Lots of different things at different times. There's a guy named Dennis Sandole who wrote a book called Guitar Lore
Guitar Lore: Dennis Sandole: 9781598060874: Amazon.com: Books It's an amazing set of everything from chromatics, open strings, chords, scales, etc. He was a teacher for Pat Martino and John Coltrane among others. You get why when you look through this stuff.
I run a bunch of exercises from Jazz Guitar Technique by Andrew Green sometimes. That gets me playing shapes, lines and fingerings I'd never have thought of. It really opens up the guitar for me when I've been consistent with it for a while.
The thing I come back to the most is from my old teacher, Mike Elliott (monster jazzer and studio guy). He was a student and music store co-owner with the legendary Johnny Smith. Also rep'd for Gibson and did tons of duets with Howard Roberts. Friends with Pat Martino and lots of the other jazz guitar monsters. He got an exercise from Johnny Smith that was his technical thing every day when he practiced. It's 3 octave arpeggios, major, then relative minor with specific fingerings through all 12 keys, then the same thing for major, then harmonic minor scales. HUGE emphasis on doing it cleanly, evenly and with every note well articulated. If not, slow down. He'd say minimum pro level execution was Arps at 120 and scales at 132. He could get them up over 180 on a jazz box with at least a 15 on his high E, but then he broke a tendon in his picking hand. The last time I heard him play before his health went on a total down slide he said he'd gotten up to something like 158. He was completely dancing on the jazz tunes he played. It was some of the most amazing shit I'd ever heard and the freedom of execution was startling and always musical.

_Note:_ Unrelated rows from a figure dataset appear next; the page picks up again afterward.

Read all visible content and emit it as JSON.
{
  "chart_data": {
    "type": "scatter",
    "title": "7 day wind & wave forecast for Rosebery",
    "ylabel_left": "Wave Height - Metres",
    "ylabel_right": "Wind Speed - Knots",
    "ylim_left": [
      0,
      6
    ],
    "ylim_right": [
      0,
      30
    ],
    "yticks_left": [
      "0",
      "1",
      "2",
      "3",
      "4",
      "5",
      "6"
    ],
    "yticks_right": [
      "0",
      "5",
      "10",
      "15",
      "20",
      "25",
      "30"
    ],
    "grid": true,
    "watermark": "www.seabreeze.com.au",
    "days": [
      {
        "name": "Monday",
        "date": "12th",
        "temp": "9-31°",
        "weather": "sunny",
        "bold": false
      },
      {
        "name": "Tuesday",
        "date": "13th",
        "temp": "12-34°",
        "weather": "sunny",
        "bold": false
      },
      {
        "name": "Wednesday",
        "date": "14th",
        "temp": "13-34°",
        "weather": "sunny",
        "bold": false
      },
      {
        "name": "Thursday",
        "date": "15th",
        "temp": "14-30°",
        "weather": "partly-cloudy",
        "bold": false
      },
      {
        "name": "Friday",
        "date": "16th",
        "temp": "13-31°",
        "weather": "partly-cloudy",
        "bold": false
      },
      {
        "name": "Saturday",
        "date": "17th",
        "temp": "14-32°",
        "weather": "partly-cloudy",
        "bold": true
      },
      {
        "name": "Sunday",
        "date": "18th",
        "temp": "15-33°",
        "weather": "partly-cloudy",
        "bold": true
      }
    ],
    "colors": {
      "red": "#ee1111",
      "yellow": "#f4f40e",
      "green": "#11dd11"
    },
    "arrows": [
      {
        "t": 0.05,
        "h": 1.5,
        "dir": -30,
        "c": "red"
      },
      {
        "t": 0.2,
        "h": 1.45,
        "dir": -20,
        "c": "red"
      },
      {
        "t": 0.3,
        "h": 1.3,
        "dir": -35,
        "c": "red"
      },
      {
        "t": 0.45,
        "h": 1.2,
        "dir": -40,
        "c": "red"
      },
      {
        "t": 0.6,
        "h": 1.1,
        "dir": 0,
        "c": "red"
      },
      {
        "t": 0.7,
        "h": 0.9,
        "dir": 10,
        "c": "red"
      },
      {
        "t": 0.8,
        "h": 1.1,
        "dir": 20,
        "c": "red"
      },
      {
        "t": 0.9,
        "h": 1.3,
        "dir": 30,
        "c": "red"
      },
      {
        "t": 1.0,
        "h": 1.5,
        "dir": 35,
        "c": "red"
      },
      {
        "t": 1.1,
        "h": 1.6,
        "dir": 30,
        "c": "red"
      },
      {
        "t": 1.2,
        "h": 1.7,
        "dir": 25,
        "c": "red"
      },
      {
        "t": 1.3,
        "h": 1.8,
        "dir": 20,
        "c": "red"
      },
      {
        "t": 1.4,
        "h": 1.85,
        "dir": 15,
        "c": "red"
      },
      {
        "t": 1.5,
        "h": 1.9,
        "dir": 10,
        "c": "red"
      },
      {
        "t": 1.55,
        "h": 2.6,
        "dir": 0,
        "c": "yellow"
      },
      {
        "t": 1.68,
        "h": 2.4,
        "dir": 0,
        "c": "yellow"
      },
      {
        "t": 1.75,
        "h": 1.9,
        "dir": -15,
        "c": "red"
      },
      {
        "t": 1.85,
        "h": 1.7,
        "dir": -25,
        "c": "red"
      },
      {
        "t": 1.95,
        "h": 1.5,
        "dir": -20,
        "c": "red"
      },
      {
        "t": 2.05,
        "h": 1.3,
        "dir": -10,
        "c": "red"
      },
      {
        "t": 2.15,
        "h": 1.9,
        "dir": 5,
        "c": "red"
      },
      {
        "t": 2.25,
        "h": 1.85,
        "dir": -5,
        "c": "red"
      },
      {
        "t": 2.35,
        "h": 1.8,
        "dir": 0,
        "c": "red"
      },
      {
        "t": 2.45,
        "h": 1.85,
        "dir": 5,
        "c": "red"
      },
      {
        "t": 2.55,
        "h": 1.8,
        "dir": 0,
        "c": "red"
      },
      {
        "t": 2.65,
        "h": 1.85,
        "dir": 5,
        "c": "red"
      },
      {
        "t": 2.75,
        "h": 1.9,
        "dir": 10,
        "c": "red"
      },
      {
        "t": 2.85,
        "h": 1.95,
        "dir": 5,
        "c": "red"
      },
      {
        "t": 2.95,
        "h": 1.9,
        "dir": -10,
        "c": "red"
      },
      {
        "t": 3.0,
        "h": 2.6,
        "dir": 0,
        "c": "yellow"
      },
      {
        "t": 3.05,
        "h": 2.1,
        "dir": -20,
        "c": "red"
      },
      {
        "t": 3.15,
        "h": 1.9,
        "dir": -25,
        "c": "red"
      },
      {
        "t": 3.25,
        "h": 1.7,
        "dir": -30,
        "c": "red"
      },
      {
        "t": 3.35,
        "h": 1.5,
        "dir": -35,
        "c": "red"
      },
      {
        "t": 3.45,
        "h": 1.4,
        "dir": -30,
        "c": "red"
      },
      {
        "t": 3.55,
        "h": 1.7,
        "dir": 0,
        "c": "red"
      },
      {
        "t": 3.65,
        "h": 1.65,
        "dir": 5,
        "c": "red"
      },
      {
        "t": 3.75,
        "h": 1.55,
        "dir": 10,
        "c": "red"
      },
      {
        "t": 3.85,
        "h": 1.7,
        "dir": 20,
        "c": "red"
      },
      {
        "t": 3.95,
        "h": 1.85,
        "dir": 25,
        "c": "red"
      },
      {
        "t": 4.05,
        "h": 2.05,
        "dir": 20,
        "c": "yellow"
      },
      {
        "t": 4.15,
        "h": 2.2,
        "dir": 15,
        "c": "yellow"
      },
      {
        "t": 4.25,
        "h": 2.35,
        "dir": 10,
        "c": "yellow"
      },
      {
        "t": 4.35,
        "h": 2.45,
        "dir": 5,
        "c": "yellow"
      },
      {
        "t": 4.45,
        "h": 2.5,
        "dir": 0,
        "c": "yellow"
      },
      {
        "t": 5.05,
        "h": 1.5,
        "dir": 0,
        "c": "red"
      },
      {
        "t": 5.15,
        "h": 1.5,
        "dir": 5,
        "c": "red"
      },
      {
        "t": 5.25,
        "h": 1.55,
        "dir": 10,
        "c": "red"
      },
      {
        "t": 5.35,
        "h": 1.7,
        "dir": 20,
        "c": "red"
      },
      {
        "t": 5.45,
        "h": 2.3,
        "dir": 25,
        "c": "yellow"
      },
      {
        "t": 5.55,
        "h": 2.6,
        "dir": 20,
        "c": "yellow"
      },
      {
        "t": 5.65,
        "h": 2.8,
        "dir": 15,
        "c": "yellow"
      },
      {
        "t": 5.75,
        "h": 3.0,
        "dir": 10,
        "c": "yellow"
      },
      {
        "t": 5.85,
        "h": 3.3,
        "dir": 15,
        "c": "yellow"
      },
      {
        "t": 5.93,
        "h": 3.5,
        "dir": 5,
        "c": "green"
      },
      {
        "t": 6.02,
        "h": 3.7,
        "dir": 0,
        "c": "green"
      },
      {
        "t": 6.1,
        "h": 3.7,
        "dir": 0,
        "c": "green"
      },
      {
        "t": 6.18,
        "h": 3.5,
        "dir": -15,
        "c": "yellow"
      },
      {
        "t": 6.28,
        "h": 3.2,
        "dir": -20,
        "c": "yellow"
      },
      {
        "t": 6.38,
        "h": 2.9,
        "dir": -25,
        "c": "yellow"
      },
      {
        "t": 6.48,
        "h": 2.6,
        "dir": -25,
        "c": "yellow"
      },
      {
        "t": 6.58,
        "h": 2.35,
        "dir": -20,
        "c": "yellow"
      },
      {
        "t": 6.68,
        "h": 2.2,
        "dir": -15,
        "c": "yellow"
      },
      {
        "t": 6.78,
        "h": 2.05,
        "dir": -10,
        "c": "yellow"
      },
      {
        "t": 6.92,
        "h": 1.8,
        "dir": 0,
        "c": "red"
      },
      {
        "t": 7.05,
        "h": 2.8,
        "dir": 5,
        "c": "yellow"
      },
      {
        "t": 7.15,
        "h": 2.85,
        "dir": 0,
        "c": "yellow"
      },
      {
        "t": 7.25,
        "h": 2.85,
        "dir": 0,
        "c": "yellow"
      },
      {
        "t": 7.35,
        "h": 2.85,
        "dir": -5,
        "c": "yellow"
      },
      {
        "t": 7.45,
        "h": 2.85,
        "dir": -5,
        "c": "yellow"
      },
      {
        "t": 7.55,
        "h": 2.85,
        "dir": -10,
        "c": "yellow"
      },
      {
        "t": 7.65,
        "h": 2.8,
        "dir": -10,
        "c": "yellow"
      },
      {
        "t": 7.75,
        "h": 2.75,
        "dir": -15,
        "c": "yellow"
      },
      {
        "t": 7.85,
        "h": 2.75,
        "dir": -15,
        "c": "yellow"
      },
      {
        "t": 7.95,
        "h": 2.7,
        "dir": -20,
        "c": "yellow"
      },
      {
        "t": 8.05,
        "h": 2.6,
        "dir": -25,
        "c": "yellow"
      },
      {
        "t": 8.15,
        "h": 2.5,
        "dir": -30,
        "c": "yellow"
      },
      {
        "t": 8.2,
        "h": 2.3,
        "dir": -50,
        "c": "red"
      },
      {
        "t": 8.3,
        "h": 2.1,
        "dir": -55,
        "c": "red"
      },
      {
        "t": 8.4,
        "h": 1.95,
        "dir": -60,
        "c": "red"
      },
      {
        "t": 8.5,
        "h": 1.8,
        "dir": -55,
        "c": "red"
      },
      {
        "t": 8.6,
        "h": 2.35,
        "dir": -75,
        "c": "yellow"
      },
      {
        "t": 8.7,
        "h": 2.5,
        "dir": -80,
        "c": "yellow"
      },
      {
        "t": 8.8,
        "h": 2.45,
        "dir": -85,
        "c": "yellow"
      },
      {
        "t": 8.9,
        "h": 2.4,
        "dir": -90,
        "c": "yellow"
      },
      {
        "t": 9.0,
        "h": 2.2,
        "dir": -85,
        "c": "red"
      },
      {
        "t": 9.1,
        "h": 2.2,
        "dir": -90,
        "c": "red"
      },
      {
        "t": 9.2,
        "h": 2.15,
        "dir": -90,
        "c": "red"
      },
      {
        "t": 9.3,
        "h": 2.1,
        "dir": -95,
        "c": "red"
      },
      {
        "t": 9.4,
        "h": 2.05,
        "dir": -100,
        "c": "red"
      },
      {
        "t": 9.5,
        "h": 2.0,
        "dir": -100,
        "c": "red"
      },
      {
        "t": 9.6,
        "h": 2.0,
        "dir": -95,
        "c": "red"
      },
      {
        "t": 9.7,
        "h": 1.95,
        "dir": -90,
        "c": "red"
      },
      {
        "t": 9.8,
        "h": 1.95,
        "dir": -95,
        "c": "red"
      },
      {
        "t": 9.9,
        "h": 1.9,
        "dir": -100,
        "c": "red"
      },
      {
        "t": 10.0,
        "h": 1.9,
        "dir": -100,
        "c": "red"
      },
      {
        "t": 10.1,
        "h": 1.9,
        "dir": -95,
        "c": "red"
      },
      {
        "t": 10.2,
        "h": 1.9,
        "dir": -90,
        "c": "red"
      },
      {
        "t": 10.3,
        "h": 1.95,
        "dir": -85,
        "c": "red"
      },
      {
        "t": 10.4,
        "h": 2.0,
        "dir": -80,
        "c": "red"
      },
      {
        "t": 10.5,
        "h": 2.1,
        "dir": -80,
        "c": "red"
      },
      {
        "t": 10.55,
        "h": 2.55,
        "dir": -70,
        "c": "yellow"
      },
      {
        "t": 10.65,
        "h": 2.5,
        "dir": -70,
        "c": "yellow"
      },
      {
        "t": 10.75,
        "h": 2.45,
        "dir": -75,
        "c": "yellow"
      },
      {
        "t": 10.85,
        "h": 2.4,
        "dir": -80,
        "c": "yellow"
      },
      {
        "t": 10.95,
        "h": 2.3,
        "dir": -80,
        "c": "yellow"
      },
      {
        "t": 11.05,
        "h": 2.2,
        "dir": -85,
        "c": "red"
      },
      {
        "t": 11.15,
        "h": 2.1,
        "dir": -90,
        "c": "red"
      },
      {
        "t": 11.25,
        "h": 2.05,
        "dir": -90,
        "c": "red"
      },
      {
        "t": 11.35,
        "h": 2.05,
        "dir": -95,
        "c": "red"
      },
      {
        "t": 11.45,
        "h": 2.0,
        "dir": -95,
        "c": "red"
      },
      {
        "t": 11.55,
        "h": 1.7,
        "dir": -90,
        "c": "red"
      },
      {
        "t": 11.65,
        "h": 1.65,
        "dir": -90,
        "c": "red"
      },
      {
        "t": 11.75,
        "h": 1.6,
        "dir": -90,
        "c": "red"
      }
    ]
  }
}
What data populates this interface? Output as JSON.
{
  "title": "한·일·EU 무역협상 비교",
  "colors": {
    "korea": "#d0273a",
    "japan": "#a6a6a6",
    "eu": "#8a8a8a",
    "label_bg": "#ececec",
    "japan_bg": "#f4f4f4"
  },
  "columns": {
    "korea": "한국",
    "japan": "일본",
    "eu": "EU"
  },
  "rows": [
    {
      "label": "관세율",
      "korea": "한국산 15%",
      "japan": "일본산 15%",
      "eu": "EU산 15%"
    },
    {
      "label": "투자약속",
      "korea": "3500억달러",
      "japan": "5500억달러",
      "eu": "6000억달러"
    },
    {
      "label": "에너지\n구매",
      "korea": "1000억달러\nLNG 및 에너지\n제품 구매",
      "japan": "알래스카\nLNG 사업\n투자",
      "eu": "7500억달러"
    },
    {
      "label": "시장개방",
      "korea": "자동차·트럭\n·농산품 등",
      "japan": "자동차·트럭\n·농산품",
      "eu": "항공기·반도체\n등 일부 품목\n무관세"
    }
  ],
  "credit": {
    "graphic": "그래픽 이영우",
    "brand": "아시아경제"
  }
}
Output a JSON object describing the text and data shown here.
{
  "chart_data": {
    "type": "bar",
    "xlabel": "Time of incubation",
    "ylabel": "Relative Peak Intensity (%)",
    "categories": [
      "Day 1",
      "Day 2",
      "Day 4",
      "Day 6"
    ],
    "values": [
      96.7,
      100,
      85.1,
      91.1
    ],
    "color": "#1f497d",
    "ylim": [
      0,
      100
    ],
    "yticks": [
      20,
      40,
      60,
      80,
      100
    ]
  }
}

I don't often use the fingerings of the 3 octave stuff I practice when playing, but doing that stuff has totally freed up the fingerboard and I find myself comfortable all over the place.
On the slow side of things which I almost never hear anyone talk about when they talk about practice, I practice a lot of chord melody stuff which strengthens me hugely and is actually playing music as practice.